Mais s’y ajoute le viol des femmes. Parmi toutes les exactions commises à cette époque, le viol est la plus cachée, la plus tue, de façon obstinée, par les victimes autant que par les auteurs. Un viol, c’est la honte, le déshonneur suprême pour toute la famille en Algérie. C’est ce qui m’a le plus frappée quand j’ai fait une enquête sur ce sujet pour Le Monde en 2000. Les choses ont un peu évolué (mais très peu) depuis que Louisette Ighilahriz, une indépendantiste algérienne, a brisé publiquement ce tabou, dans les colonnes du Monde en 2000 puis à la Fête de l’Humanité. Ce courage, elle l’a payé très cher. Ses sœurs de combat, les moudhjahidate, ne l’ont pas suivie et même l’ont sévèrement critiquée. Pour elles, il était insupportable d’entendre dire tout haut ce qu’elles mettaient tant d’énergie à cacher depuis 40 ans… Au sein de la famille de Louisette, ça n’a pas été mieux. Son fils s’est brouillé avec elle, estimant que cet aveu amenait la honte sur eux tous. Et sa fille, apprenant la nature des sévices que sa mère avait subis en 1957 au siège de la 10ème division parachutiste à Alger, a fait une dépression nerveuse qui a duré un an et demi et l’a obligée à s’arrêter de travailler. Le silence officiel a donc perduré du côté algérien comme du côté français. Et il perdure aujourd’hui encore.

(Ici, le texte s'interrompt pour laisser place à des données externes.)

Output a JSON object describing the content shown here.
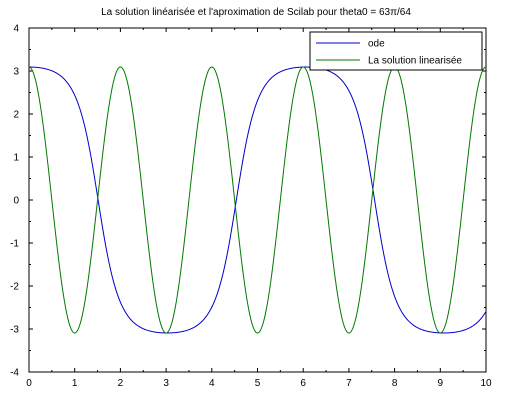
{
  "chart_data": {
    "type": "line",
    "title": "La solution linéarisée et l'aproximation de Scilab pour theta0 = 63π/64",
    "xlabel": "",
    "ylabel": "",
    "xlim": [
      0,
      10
    ],
    "ylim": [
      -4,
      4
    ],
    "xticks": [
      0,
      1,
      2,
      3,
      4,
      5,
      6,
      7,
      8,
      9,
      10
    ],
    "yticks": [
      -4,
      -3,
      -2,
      -1,
      0,
      1,
      2,
      3,
      4
    ],
    "grid": false,
    "legend_position": "top-right",
    "theta0": 3.0925,
    "series": [
      {
        "name": "ode",
        "color": "#0000cc",
        "kind": "nonlinear-pendulum",
        "amplitude": 3.0925,
        "period": 6.05
      },
      {
        "name": "La solution linearisée",
        "color": "#007a00",
        "kind": "linearized-cosine",
        "amplitude": 3.0925,
        "period": 2.0
      }
    ]
  }
}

Pourtant, la question du viol a été une préoccupation permanente des maquisards pendant la guerre d’indépendance. « Que faire des enfants nés de ces exactions ? » C’était l’un des problèmes urgents à résoudre. L’historien Mohammed Harbi m’a dit qu’il avait essayé de creuser ce dossier après 1962, en tant qu’universitaire, mais qu’il avait dû y renoncer, les femmes algériennes refusant catégoriquement d’en parler (je pense qu’un homme, même aussi charmant et délicat que Mohammed Harbi, n’a aucune chance de recueillir des confidences de femmes violées …). L’écrivain Mouloud Feraoun parle des viols à plusieurs reprises dans son Journal (1955-1962). L’universitaire Djamila Amrane-Minne également, dans son livre Des femmes dans la guerre d’Algérie (1994).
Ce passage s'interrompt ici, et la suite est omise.